カミーユ・コローのヤドリギ
美術館の開く1時間まえに上野へ着いたので、公園のなかを歩いてみました。上野の森は、雨に煙っていました。空は暗い銀灰色に染まり、木々は新緑の輝きを一休みさせ、落ち着いた風情をかもしています。大きな白い花をつけたタイサンボク(泰山木)の前を、音大生がひとり、大きな楽器いれを両手に抱え、芸大キャンパスに向かっています。
ホームレスの人たちの青テントが、すっかりなくなっていました。ただ雨の中、貧しい身なりの人たちが、ベンチにうつろげに座っていました。公園を後にした人たちは、どこへ行ったのでしょうか。

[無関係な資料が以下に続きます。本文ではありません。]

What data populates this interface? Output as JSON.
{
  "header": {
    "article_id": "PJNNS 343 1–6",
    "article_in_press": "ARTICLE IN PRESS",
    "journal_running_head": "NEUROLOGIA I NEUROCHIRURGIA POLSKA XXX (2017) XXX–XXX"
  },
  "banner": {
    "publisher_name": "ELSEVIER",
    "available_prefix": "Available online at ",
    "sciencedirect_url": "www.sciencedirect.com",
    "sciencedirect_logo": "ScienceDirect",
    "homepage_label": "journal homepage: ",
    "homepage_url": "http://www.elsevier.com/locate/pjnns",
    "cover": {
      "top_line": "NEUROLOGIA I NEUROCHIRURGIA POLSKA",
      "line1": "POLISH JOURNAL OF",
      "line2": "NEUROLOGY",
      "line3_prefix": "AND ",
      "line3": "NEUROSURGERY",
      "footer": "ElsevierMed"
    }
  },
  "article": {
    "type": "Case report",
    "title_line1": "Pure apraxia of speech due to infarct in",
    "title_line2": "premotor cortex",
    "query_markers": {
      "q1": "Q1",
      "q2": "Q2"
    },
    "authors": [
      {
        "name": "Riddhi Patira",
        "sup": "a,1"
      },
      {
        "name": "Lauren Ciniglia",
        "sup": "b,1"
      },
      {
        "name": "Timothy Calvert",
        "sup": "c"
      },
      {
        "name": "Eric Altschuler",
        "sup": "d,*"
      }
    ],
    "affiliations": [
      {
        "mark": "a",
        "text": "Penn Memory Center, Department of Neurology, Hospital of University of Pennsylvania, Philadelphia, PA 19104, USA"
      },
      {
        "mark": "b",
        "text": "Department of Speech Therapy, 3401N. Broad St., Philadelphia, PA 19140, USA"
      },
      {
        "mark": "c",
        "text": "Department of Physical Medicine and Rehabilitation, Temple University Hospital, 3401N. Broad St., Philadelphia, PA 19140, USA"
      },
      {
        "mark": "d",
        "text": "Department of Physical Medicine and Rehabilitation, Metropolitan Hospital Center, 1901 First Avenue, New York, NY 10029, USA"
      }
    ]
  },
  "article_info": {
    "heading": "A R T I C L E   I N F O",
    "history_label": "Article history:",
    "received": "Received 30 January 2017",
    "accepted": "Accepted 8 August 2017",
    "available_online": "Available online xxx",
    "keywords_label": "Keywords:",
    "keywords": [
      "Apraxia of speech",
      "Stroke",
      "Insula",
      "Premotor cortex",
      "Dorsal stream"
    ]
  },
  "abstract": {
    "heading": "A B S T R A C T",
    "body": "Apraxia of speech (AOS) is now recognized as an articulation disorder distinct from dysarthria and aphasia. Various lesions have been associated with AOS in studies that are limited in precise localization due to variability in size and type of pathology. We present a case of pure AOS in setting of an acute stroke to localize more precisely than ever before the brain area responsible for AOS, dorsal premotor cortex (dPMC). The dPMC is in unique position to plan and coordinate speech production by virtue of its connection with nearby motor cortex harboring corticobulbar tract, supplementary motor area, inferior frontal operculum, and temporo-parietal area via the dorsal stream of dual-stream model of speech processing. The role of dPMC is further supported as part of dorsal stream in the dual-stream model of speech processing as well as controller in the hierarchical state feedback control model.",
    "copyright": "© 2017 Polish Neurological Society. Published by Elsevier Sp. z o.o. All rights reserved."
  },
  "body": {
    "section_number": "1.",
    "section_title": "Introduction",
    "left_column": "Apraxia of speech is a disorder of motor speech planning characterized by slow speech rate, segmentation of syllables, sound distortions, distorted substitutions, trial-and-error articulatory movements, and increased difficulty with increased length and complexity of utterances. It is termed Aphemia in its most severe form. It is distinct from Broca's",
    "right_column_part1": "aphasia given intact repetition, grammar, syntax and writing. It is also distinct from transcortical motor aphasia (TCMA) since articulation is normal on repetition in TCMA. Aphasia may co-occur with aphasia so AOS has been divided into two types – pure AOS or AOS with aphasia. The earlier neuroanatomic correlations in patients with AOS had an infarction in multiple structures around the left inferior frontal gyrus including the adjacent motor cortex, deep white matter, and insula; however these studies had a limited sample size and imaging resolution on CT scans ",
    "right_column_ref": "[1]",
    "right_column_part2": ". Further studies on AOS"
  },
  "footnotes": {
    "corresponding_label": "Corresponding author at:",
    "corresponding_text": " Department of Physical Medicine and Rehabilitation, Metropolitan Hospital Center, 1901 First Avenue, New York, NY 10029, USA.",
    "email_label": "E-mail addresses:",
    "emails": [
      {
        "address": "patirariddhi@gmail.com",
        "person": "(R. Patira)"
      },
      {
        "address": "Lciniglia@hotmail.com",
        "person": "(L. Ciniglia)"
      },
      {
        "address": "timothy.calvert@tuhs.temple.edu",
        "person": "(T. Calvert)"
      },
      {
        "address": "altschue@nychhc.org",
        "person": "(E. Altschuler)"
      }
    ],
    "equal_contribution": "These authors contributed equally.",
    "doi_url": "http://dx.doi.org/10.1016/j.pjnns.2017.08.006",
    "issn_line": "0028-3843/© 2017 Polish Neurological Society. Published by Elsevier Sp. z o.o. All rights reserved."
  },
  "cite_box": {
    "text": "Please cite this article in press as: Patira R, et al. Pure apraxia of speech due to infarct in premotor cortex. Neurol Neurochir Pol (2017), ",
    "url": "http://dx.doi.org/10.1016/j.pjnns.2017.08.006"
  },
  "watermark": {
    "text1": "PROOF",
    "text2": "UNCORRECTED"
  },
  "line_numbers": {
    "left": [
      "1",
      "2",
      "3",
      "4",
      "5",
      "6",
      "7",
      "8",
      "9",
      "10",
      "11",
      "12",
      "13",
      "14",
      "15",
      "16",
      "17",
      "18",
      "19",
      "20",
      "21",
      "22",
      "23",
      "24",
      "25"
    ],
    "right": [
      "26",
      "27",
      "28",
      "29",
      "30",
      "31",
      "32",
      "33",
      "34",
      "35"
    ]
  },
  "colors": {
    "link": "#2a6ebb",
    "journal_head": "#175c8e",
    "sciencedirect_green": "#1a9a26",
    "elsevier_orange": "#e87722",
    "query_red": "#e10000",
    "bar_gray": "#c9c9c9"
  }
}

国立西洋美術館で開かれている『コロー 光と追憶の変奏曲』を観ました。カミーユ・コロー(1796-1875)の作品は、この美術館の所蔵作品のなかに一点あり(今回も出展)、日本各地の美術館にも所蔵されていて、なじみの深い画家の一人です。何年か前に、ミレーなどのバルビゾンの画家たちの展覧会で観ましたが、あのロマンチックで詩的な風景画に、すっかり魅せられました。海のターナーや牧場のミレーとともに森のコローは、大好きな風景画家のひとりです。
森にかこまれた池、小さな舟をうかべて魚を釣る男、岸辺で本を読む女、沼のほとりの柳のしたで花を摘む女、池の辺の小径にたたずむ母と子。詩的で幻想的な風景の中に必ず、小さな人間たちが働いたり遊んだりしていて、絵画の中の世界が、この世のものであることを明かしてくれます。コローは、パリの西、ヴィル・ダブレーの別荘を幾度となく訪れ、その地をこよなく愛し、その風景をたびたび描いています。これらの作品を観ながら、愛する土地のあることの幸福を、しみじみと感じました。
場所は変わりますが、『モルトフォンテーヌの想い出』(1864 油彩)は、ヴィル・タブレーの作品群と同じモティーフの、とりわけその構成美のすばらしい作品です。画面左側の、ひとりの乙女と幼い姉妹は、何をしているのでしょうか。高橋明也著『コロー 名画に隠れた謎を解く!』(中央公論新社 08.6刊)やネットの「サルヴァスタイル美術館」では、摘んだ花を樹に掲げて遊んでいる、としています。たしかに岸辺には花が咲き、ひとりの女の子がその花を摘んでいるように見えます。19世紀のフランスに、花を樹に飾る遊びや風習があったのかなあ、と思いながら何となく不自然な感じがする。逆に宿り木か何かを採っているのではないか。帰宅後、ネットで「モントフォンテーヌの想い出 宿り木」で検索したところ、ドンピシャの素敵な回答がありました。ブルゴーニュ便りというサイトには、「こどもたちがヤドリギをとっている絵」と、大変説得力ある文章がありました。そして、ヤドリギ伝説について、次のように紹介しています。「ケルト人たちの風習は、今のフランスにも残っています。クリスマスが近づく頃、ヤドリギを玄関のドアの上などに飾ります。新年を迎えたときに、そのヤドリギの下に立ってキスをすると、その一年が幸せになのだとか。そのときに Au gui, l'an neuf ! と言うのが、「新年おめでとう!」の挨拶になります」(ブルゴーニュ便りより)。やはり、こちらのほうがいい感じです。